The concept of the property ladder is dead, for all but a small minority of young people. Photograph: Rui Vieira/PA

As far back as 2007, I remember more affluent peers confidently predicting that they would be clambering onto the property ladder shortly after graduation: purchasing a small flat, then upgrading to a small house before, with any luck, buying in their forties the kind of home featured in weekday evening property programmes.

Then the financial crash hit while we were in university, and finding a job, let alone a mortgage, looked increasingly unlikely. House prices rose, while wages didn’t and the dream looked more distant. Now, post-Brexit and Trump, with World War III threatening to result from Russia, Syria and the US’s sabre-rattling, trying to get onto this increasingly mythical property ladder seems fruitless, since we’re essentially living in a society that resembles Threads more closely than Notting Hill.

Now, even the Telegraph(£) is warning that so-called “housing mobility”, the ability to move from one home to another larger home, is declining. Yes, people who got into the market early, and onto the famous ladder, may be asset rich, but this benefit is offset by how much their children will have to pay to escape private renting. An increasing number of people are also paying the maximum they can on mortgages, with an increase in interest rates, or a redundancy threatening to upset the financial balancing act. Few young people now buy in most prime markets without parental help and in the areas where housing is most affordable, like Blaenau Gwent, Copeland and Port Talbot, jobs are scarce.

And that’s just the people who were ever likely to scale this ladder. The poorest never expected to be able to secure mortgages, but in the past were more likely to find a home in social housing, with security of tenure and affordable rents. That security has been attacked for decades, with council homes sold under right to buy, and now with the forced sale of high value council homes, the end of lifetime tenancies, and right to buy put on steroids: the right to buy discount has been raised to encourage sales, and government leaflets advertising the scheme are repeatedly posted through letterboxes.

The concept of the property ladder is dead for all but a small minority of young people. It needs to be replaced with a campaign for housing rights. Homelessness should not happen in a country as wealthy as Britain. Ignore Conservative chancellors and their tendency to both claim Britain is bankrupt and that an economy is akin to a household budget.

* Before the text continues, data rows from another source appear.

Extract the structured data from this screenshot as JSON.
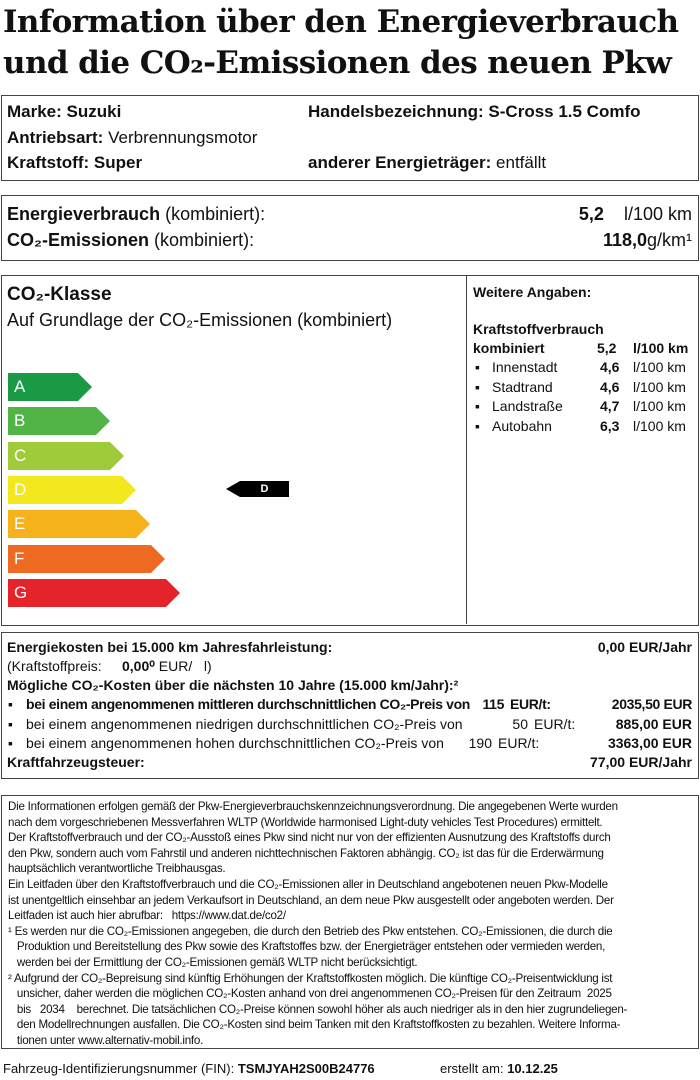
{
  "title": {
    "line1": "Information über den Energieverbrauch",
    "line2": "und die CO₂-Emissionen des neuen Pkw"
  },
  "vehicle": {
    "brand_label": "Marke:",
    "brand": "Suzuki",
    "trade_label": "Handelsbezeichnung:",
    "trade": "S-Cross 1.5 Comfo",
    "drive_label": "Antriebsart:",
    "drive": "Verbrennungsmotor",
    "fuel_label": "Kraftstoff:",
    "fuel": "Super",
    "other_label": "anderer Energieträger:",
    "other": "entfällt"
  },
  "consumption": {
    "energy_label": "Energieverbrauch",
    "energy_suffix": "(kombiniert):",
    "energy_value": "5,2",
    "energy_unit": "l/100 km",
    "co2_label": "CO₂-Emissionen",
    "co2_suffix": "(kombiniert):",
    "co2_value": "118,0",
    "co2_unit": "g/km¹"
  },
  "co2class": {
    "title": "CO₂-Klasse",
    "subtitle": "Auf Grundlage der CO₂-Emissionen (kombiniert)",
    "classes": [
      {
        "letter": "A",
        "color": "#1a9a45"
      },
      {
        "letter": "B",
        "color": "#52b447"
      },
      {
        "letter": "C",
        "color": "#9fcb3b"
      },
      {
        "letter": "D",
        "color": "#f3e71e"
      },
      {
        "letter": "E",
        "color": "#f6b21a"
      },
      {
        "letter": "F",
        "color": "#ee6a22"
      },
      {
        "letter": "G",
        "color": "#e5232b"
      }
    ],
    "current": "D"
  },
  "more": {
    "title": "Weitere Angaben:",
    "heading": "Kraftstoffverbrauch",
    "combined_label": "kombiniert",
    "combined_value": "5,2",
    "combined_unit": "l/100 km",
    "items": [
      {
        "label": "Innenstadt",
        "value": "4,6",
        "unit": "l/100 km"
      },
      {
        "label": "Stadtrand",
        "value": "4,6",
        "unit": "l/100 km"
      },
      {
        "label": "Landstraße",
        "value": "4,7",
        "unit": "l/100 km"
      },
      {
        "label": "Autobahn",
        "value": "6,3",
        "unit": "l/100 km"
      }
    ]
  },
  "costs": {
    "energy_label": "Energiekosten bei 15.000 km Jahresfahrleistung:",
    "energy_value": "0,00 EUR/Jahr",
    "fuelprice_label": "(Kraftstoffpreis:",
    "fuelprice_value": "0,00⁰",
    "fuelprice_unit": "EUR/   l)",
    "co2_heading": "Mögliche CO₂-Kosten über die nächsten 10 Jahre (15.000 km/Jahr):²",
    "scenarios": [
      {
        "text": "bei einem angenommenen mittleren durchschnittlichen CO₂-Preis von",
        "price": "115",
        "unit": "EUR/t:",
        "value": "2035,50 EUR"
      },
      {
        "text": "bei einem angenommenen niedrigen durchschnittlichen CO₂-Preis von",
        "price": "50",
        "unit": "EUR/t:",
        "value": "885,00 EUR"
      },
      {
        "text": "bei einem angenommenen hohen durchschnittlichen CO₂-Preis von",
        "price": "190",
        "unit": "EUR/t:",
        "value": "3363,00 EUR"
      }
    ],
    "tax_label": "Kraftfahrzeugsteuer:",
    "tax_value": "77,00 EUR/Jahr"
  },
  "footnotes": [
    "Die Informationen erfolgen gemäß der Pkw-Energieverbrauchskennzeichnungsverordnung. Die angegebenen Werte wurden",
    "nach dem vorgeschriebenen Messverfahren WLTP (Worldwide harmonised Light-duty vehicles Test Procedures) ermittelt.",
    "Der Kraftstoffverbrauch und der CO₂-Ausstoß eines Pkw sind nicht nur von der effizienten Ausnutzung des Kraftstoffs durch",
    "den Pkw, sondern auch vom Fahrstil und anderen nichttechnischen Faktoren abhängig. CO₂ ist das für die Erderwärmung",
    "hauptsächlich verantwortliche Treibhausgas.",
    "Ein Leitfaden über den Kraftstoffverbrauch und die CO₂-Emissionen aller in Deutschland angebotenen neuen Pkw-Modelle",
    "ist unentgeltlich einsehbar an jedem Verkaufsort in Deutschland, an dem neue Pkw ausgestellt oder angeboten werden. Der",
    "Leitfaden ist auch hier abrufbar:   https://www.dat.de/co2/",
    "¹ Es werden nur die CO₂-Emissionen angegeben, die durch den Betrieb des Pkw entstehen. CO₂-Emissionen, die durch die",
    "   Produktion und Bereitstellung des Pkw sowie des Kraftstoffes bzw. der Energieträger entstehen oder vermieden werden,",
    "   werden bei der Ermittlung der CO₂-Emissionen gemäß WLTP nicht berücksichtigt.",
    "² Aufgrund der CO₂-Bepreisung sind künftig Erhöhungen der Kraftstoffkosten möglich. Die künftige CO₂-Preisentwicklung ist",
    "   unsicher, daher werden die möglichen CO₂-Kosten anhand von drei angenommenen CO₂-Preisen für den Zeitraum  2025",
    "   bis   2034    berechnet. Die tatsächlichen CO₂-Preise können sowohl höher als auch niedriger als in den hier zugrundeliegen-",
    "   den Modellrechnungen ausfallen. Die CO₂-Kosten sind beim Tanken mit den Kraftstoffkosten zu bezahlen. Weitere Informa-",
    "   tionen unter www.alternativ-mobil.info."
  ],
  "footer": {
    "fin_label": "Fahrzeug-Identifizierungsnummer (FIN):",
    "fin": "TSMJYAH2S00B24776",
    "date_label": "erstellt am:",
    "date": "10.12.25"
  }
}
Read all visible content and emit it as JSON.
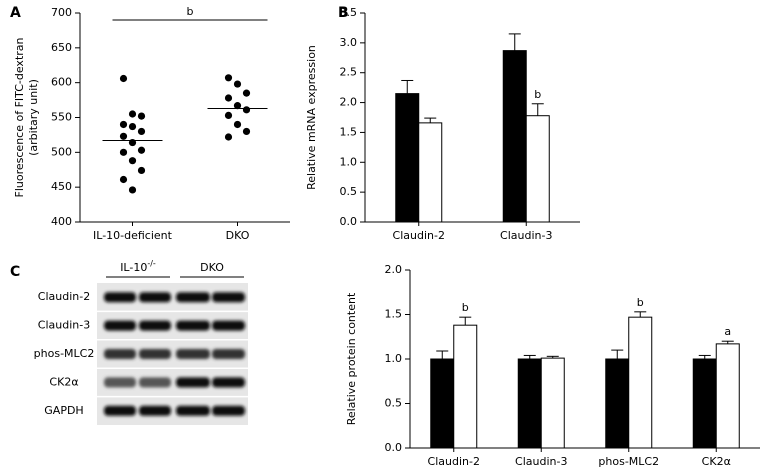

The government can always find money for vanity yachts and Buckingham Palace repairs, and could borrow extremely cheaply to build homes.

Every person should have the right to housing and shelter, and if the market excludes people, the government should step in. Post-war, when millions of people faced living in slums, a national house building programme employed thousands to house millions, increasing life chances and expectancies as a result. In that era adequate housing was recognised as a basic right. Why not now?

In the years since, housing has become completely commodified: even social housing is seen as ripe for flogging at a profit. Continuing to prop up an over-inflated housing market while denying housing to people at the bottom of this rickety ladder is a recipe for vast social division.

But while traditionally, the haves have outnumbered the have nots, now very few people have the sort of housing they’d like; not in terms of wild ambition, but even to meet their basic desires. A young professional earning an above-average salary should be able to afford a mortgage on a one-bed property without help. The market is broken. A family working full-time on minimum wage should be able to afford the rent on a council home; but again, they can’t, without state help, because the employment market is broken.

The days of the housing ladder are over: what we need now is a national conversation about housing rights for all, with a government willing to remove its fingers from its ears.